Image copyright Getty Images Image caption Belarus is home to 30 million people and half of the country’s land mass is owned by Belarus
President Petro Poroshenko of Ukraine has asked the Belarus president to prevent border crossings being used by smugglers.
He’s asking Belarussian President Alexander Lukashenko to stop his government allowing smugglers to cross into Ukraine.
But Mr Lukashenko says that, however difficult, it’s not clear what Mr Poroshenko is talking about.
And the countries have had a history of tensions and conflicts. Here are some of the main issues involved.
Ukrainian border guards stopped about 12 Belarussian military officers crossing to Ukraine in January. The border guards said that they were “on instructions from Ukrainian authorities”, according to Belarusian news site TTK [Кобсема видала].
Image copyright Reuters Image caption Belarussian troops have occupied Donetsk airport, giving them some control over the city
In 2014, some Belarussian troops took over Donetsk airport, about 150km (90 miles) from the border. They later withdrew.
More border incidents came in 2014 and 2015, and Ukraine’s border guards sometimes detained Belarussian soldiers and officers crossing the border.
Relations between the two countries hit a new low in August 2015 when Ukrainian officials accused Belarussian troops of occupying Slovyansk, one of two towns in the east of Ukraine that has been occupied by separatists for several years.

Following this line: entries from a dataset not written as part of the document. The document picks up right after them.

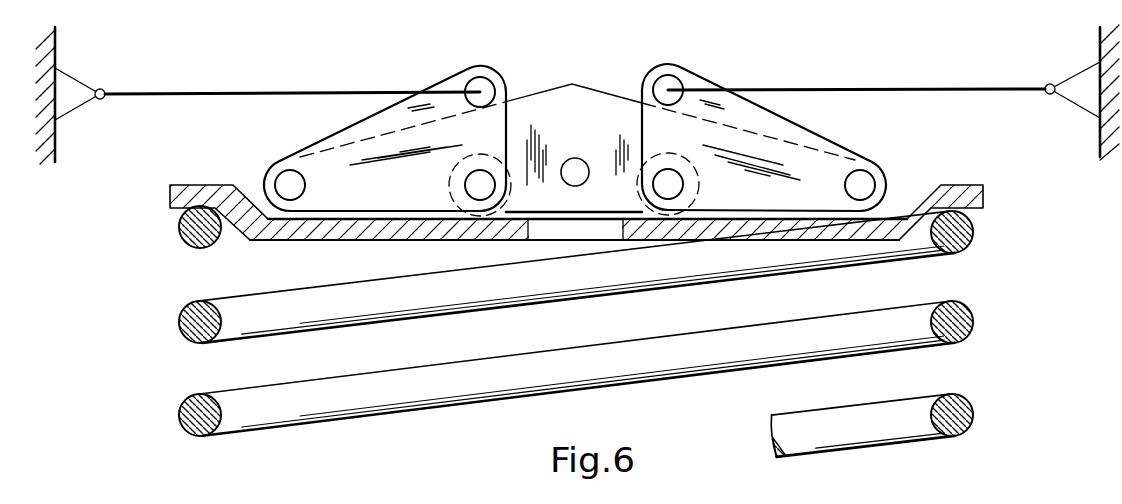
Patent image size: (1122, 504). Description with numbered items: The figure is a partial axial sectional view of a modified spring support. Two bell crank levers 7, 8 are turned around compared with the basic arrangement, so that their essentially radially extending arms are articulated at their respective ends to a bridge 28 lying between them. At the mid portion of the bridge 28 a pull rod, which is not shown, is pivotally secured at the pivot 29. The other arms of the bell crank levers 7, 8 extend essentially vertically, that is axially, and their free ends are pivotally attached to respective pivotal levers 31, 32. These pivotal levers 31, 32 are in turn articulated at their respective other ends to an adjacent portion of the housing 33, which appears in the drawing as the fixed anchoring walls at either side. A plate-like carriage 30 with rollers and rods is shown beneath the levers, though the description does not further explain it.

The bell crank lever 7 is at (378, 152).
The bell crank lever 8 is at (742, 146).
The bridge 28 is at (542, 118).
The pivot for the pull rod 29 is at (584, 163).
The carriage plate 30 is at (333, 228).
The pivotal lever 31 is at (184, 92).
The pivotal lever 32 is at (855, 88).
The housing 33 is at (56, 132).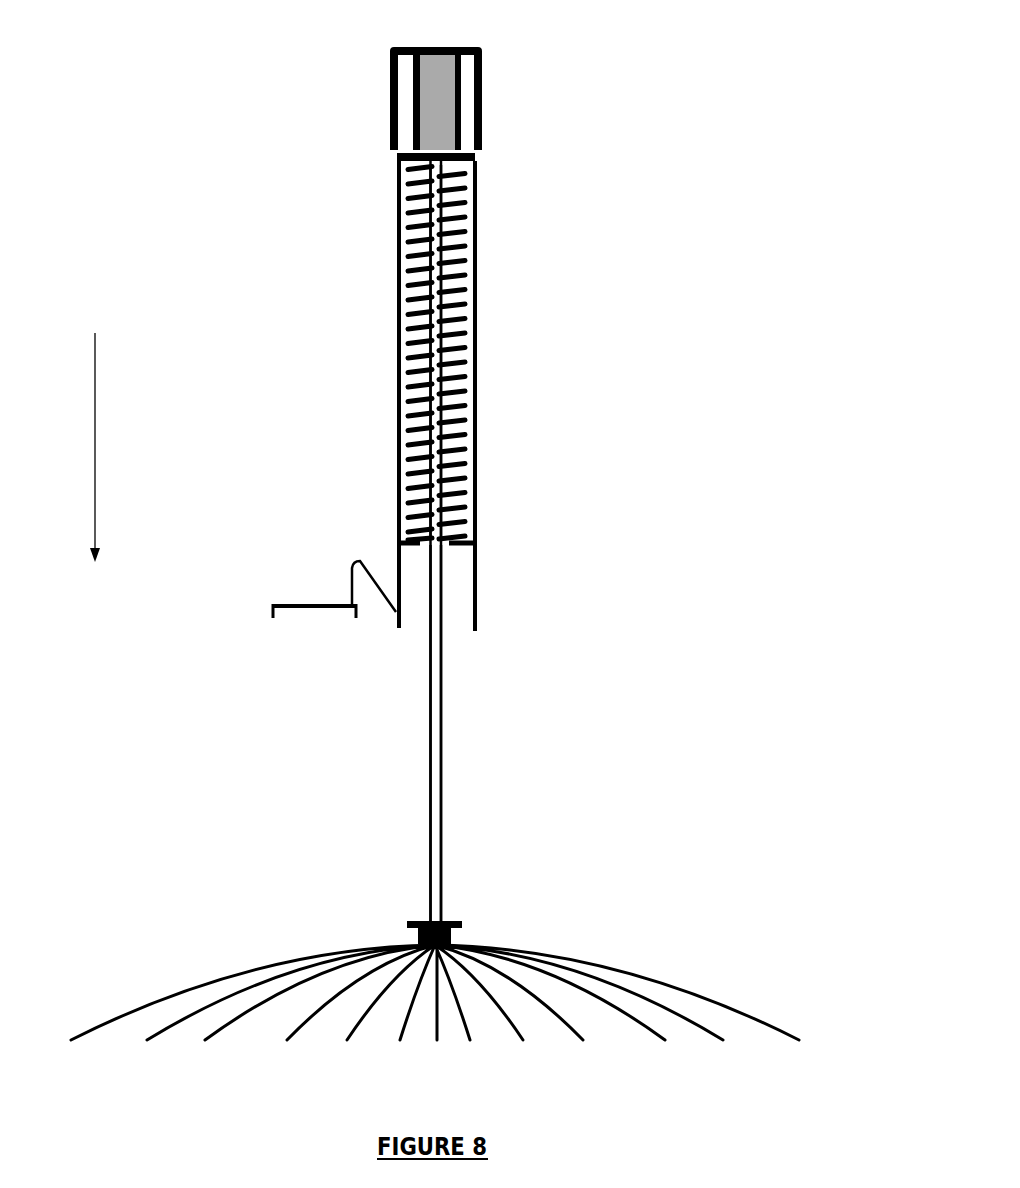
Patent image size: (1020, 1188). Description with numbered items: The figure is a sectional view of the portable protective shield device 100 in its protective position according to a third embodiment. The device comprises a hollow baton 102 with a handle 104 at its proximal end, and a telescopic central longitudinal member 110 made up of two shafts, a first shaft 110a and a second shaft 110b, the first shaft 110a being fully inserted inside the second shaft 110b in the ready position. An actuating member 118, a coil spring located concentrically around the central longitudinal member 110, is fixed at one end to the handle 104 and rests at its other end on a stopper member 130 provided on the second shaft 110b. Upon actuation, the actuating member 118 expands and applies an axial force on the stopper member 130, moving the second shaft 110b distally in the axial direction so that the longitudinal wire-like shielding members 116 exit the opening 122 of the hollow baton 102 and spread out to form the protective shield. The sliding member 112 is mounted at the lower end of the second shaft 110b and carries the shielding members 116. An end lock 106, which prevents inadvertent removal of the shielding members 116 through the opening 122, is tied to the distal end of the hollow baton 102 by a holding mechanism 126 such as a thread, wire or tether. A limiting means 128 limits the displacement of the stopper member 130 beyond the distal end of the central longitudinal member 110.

The portable protective shield device 100 is at (263, 79).
The hollow baton 102 is at (478, 218).
The handle 104 is at (482, 55).
The end lock 106 is at (272, 603).
The central longitudinal member 110 is at (454, 693).
The first shaft 110a is at (408, 280).
The second shaft 110b is at (430, 769).
The sliding member 112 is at (452, 925).
The shielding member 116 is at (567, 952).
The actuating member 118 is at (478, 316).
The opening 122 is at (405, 637).
The holding mechanism 126 is at (352, 563).
The limiting means 128 is at (470, 547).
The stopper member 130 is at (408, 537).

Ukraine also accused Russia of war crimes in Donbass, the eastern region.
Mr Lukashenko has accused Ukrainian President Petro Poroshenko of “an aggressive policy against his own country” after the latter said he could not be sure that a truce offered by Russian President Vladimir Putin was binding.
Image copyright Bloomberg Image caption Mr Lukashenko has ruled Belarus since 1994
The leaders met in July 2014 after months of violent clashes in eastern Ukraine, in which more than 9,000 people died, and agreed on a cease-fire. The deal was more or less observed.
Mr Lukashenko has accused Mr Poroshenko of trying to weaken Belarus economically by bringing in large numbers of Ukrainians to live in Belarus.
“The conflict resolution in Donbass, at present limited, involves a number of constructive and common positions that the leaders of the Ukraine-Russia-Belarus dialogue in their common characteristic, are ready to reach,” Mr Lukashenko told reporters.
Image copyright AFP Image caption Petro Poroshenko has asked Belarus President Alexander Lukashenko to stop border crossings being used by smugglers
But relations have deteriorated in the past two years. Belarus blamed Ukraine for war crimes.
Mr Poroshenko, who has been in power since 2003, has become more outspoken about Russia.
Image copyright Reuters Image caption The atmosphere between the two leaders has deteriorated dramatically in the past two years
He suggested in June that more military steps would be taken in Donbass and described Russia as a “Great Satan”.
Mr Lukashenko, who has ruled Belarus since 1994, does not seem to have any intention of stepping down. He won the 2014 presidential election with 78% of the vote.
“A complex structure of mechanisms for public freedom on Belarusian territory is being drawn up. It should become visible after the Perestroika era in 1990,” he said in a speech in December.